So I'm starting a project on directed graphs and topological sorting. I'm looking for the most efficient way to parse an input file of courses in the form:
void populateGraph(std::string filename, Graph* graph)
You're on the right track with a lot of things.
If you can assume that all the inputs you will encounter are just
COURSE_X and you can assume that all Xes form a continuous interval of ints starting from 1 (or 0) and span to the number of vertices, then you could just treat the vertices as numbers internally. If that is not the case, you can assign each vertex label a number (using std::unordered_map for example) and have this abstract structure anyway.
Now, if you choose to stick with this model, it is convenient to use, because your whole graph can be represented as
std::vector<std::list<int>>. You could substitute
int with some struct type if you want to store more info about the edge, like labels, weights, etc. Whenever you want to access a specific node's adjacency list, you just access the vector's cell under the node's id.
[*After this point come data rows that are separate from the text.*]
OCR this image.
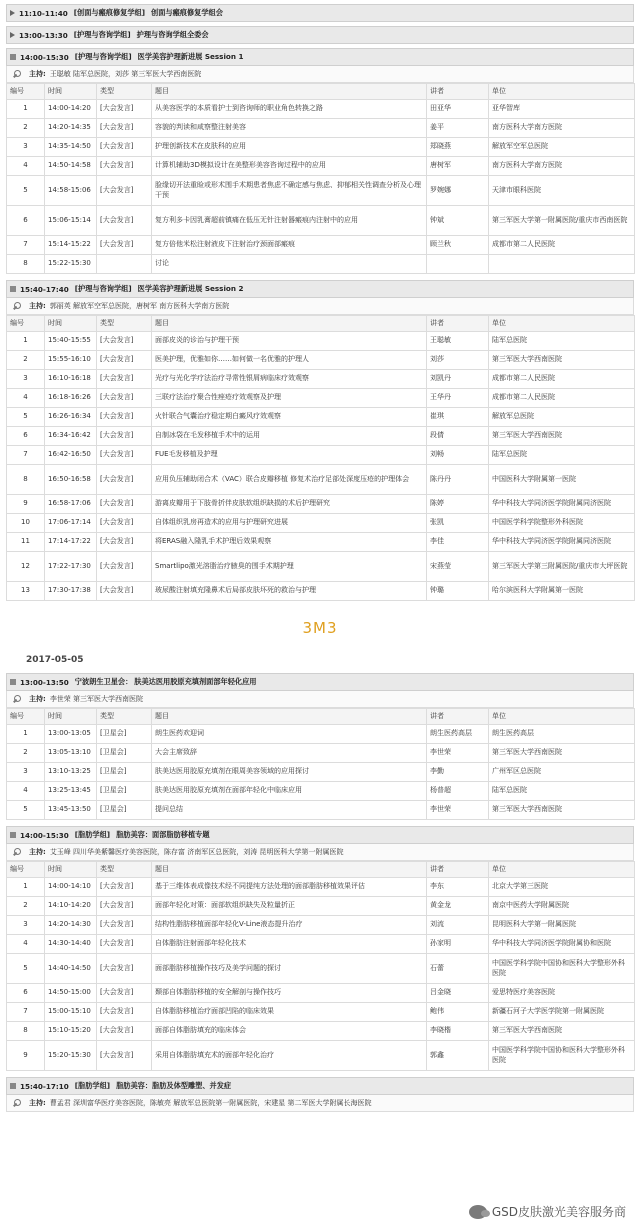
11:10-11:40 [创面与瘢痕修复学组] 创面与瘢痕修复学组会
13:00-13:30 [护理与咨询学组] 护理与咨询学组全委会
14:00-15:30 [护理与咨询学组] 医学美容护理新进展 Session 1
主持: 王聪敏 陆军总医院，刘莎 第三军医大学西南医院
编号	时间	类型	题目	讲者	单位
1	14:00-14:20	[大会发言]	从美容医学的本质看护士到咨询师的职业角色转换之路	田亚华	亚华智库
2	14:20-14:35	[大会发言]	容貌的判读和咸察整注射美容	姜平	南方医科大学南方医院
3	14:35-14:50	[大会发言]	护理创新技术在皮肤科的应用	郑晓燕	解放军空军总医院
4	14:50-14:58	[大会发言]	计算机辅助3D模拟设计在美整形美容咨询过程中的应用	唐树军	南方医科大学南方医院
5	14:58-15:06	[大会发言]	脸缘切开法重睑或形术围手术期患者焦虑不确定感与焦虑、抑郁相关性调查分析及心理干预	罗婉娜	天津市眼科医院
6	15:06-15:14	[大会发言]	复方利多卡因乳膏超前镇痛在低压无针注射器瘢痕内注射中的应用	钟斌	第三军医大学第一附属医院/重庆市西南医院
7	15:14-15:22	[大会发言]	复方倍他米松注射液皮下注射治疗颈面部瘢痕	顾兰秋	成都市第二人民医院
8	15:22-15:30		讨论		
15:40-17:40 [护理与咨询学组] 医学美容护理新进展 Session 2
主持: 郭丽英 解放军空军总医院，唐树军 南方医科大学南方医院
编号	时间	类型	题目	讲者	单位
1	15:40-15:55	[大会发言]	面部皮炎的诊治与护理干预	王聪敏	陆军总医院
2	15:55-16:10	[大会发言]	医美护理，优雅如你……如何做一名优雅的护理人	刘莎	第三军医大学西南医院
3	16:10-16:18	[大会发言]	光疗与光化学疗法治疗寻常性银屑病临床疗效观察	刘凯丹	成都市第二人民医院
4	16:18-16:26	[大会发言]	三联疗法治疗聚合性痤疮疗效观察及护理	王华丹	成都市第二人民医院
5	16:26-16:34	[大会发言]	火针联合气囊治疗稳定期白癜风疗效观察	崔琪	解放军总医院
6	16:34-16:42	[大会发言]	自制冰袋在毛发移植手术中的运用	段倩	第三军医大学西南医院
7	16:42-16:50	[大会发言]	FUE毛发移植及护理	刘畅	陆军总医院
8	16:50-16:58	[大会发言]	应用负压辅助闭合术（VAC）联合皮瓣移植 修复术治疗足部处深度压疮的护理体会	陈丹丹	中国医科大学附属第一医院
9	16:58-17:06	[大会发言]	游离皮瓣用于下肢骨折伴皮肤软组织缺损的术后护理研究	陈婷	华中科技大学同济医学院附属同济医院
10	17:06-17:14	[大会发言]	自体组织乳房再造术的应用与护理研究进展	张凯	中国医学科学院整形外科医院
11	17:14-17:22	[大会发言]	将ERAS融入隆乳手术护理后效果观察	李佳	华中科技大学同济医学院附属同济医院
12	17:22-17:30	[大会发言]	Smartlipo激光溶脂治疗腋臭的围手术期护理	宋燕莹	第三军医大学第三附属医院/重庆市大坪医院
13	17:30-17:38	[大会发言]	玻尿酸注射填充隆鼻术后局部皮肤坏死的救治与护理	钟璐	哈尔滨医科大学附属第一医院
3M3
2017-05-05
13:00-13:50 宁波朗生卫星会： 肤美达医用胶原充填剂面部年轻化应用
主持: 李世荣 第三军医大学西南医院
编号	时间	类型	题目	讲者	单位
1	13:00-13:05	[卫星会]	朗生医药欢迎词	朗生医药高层	朗生医药高层
2	13:05-13:10	[卫星会]	大会主席致辞	李世荣	第三军医大学西南医院
3	13:10-13:25	[卫星会]	肤美达医用胶原充填剂在眼周美容领域的应用探讨	李勤	广州军区总医院
4	13:25-13:45	[卫星会]	肤美达医用胶原充填剂在面部年轻化中临床应用	杨普超	陆军总医院
5	13:45-13:50	[卫星会]	提问总结	李世荣	第三军医大学西南医院
14:00-15:30 [脂肪学组] 脂肪美容：面部脂肪移植专题
主持: 艾玉峰 四川华美紫馨医疗美容医院，陈存富 济南军区总医院，刘涛 昆明医科大学第一附属医院
编号	时间	类型	题目	讲者	单位
1	14:00-14:10	[大会发言]	基于三维体表成像技术经不同提纯方法处理的面部脂肪移植效果评估	李东	北京大学第三医院
2	14:10-14:20	[大会发言]	面部年轻化对策：面部软组织缺失及粒量折正	黄金龙	南京中医药大学附属医院
3	14:20-14:30	[大会发言]	结构性脂肪移植面部年轻化V-Line液态提升治疗	刘流	昆明医科大学第一附属医院
4	14:30-14:40	[大会发言]	自体脂肪注射面部年轻化技术	孙家明	华中科技大学同济医学院附属协和医院
5	14:40-14:50	[大会发言]	面部脂肪移植操作技巧及美学问题的探讨	石蕾	中国医学科学院中国协和医科大学整形外科医院
6	14:50-15:00	[大会发言]	颞部自体脂肪移植的安全解剖与操作技巧	吕金晓	爱思特医疗美容医院
7	15:00-15:10	[大会发言]	自体脂肪移植治疗面部凹陷的临床效果	鲍伟	新疆石河子大学医学院第一附属医院
8	15:10-15:20	[大会发言]	面部自体脂肪填充的临床体会	李晓楷	第三军医大学西南医院
9	15:20-15:30	[大会发言]	采用自体脂肪填充术的面部年轻化治疗	郭鑫	中国医学科学院中国协和医科大学整形外科医院
15:40-17:10 [脂肪学组] 脂肪美容：脂肪及体型雕塑、并发症
主持: 曹孟君 深圳富华医疗美容医院，陈敏亮 解放军总医院第一附属医院，宋建星 第二军医大学附属长海医院
GSD皮肤激光美容服务商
Obviously this is an adjacency list based solution. It's good for sparse graphs generally speaking. Think of it this way: if you're using a matrix for a sparse graph, a very big part of that allocated memory is not going to be used. Using adjacency graph eliminates this, but it takes away the constant access time to any arbitrary edge. This means that it can take linear time to check if a given edge exists. That being said, I wouldn't expect you to use that check in a topological sort. If you chose to use a matrix however, you would still need to map the vertices to numbers, to that part stays.
Last but not least, you can use pointers instead of integer ids. Basically you wouldn't look up vertices in the vector using an id, but you'd directly access a vertice through a stored pointer. You'd most likely still need to have the string -> pointer mapping, at least for the graph creation.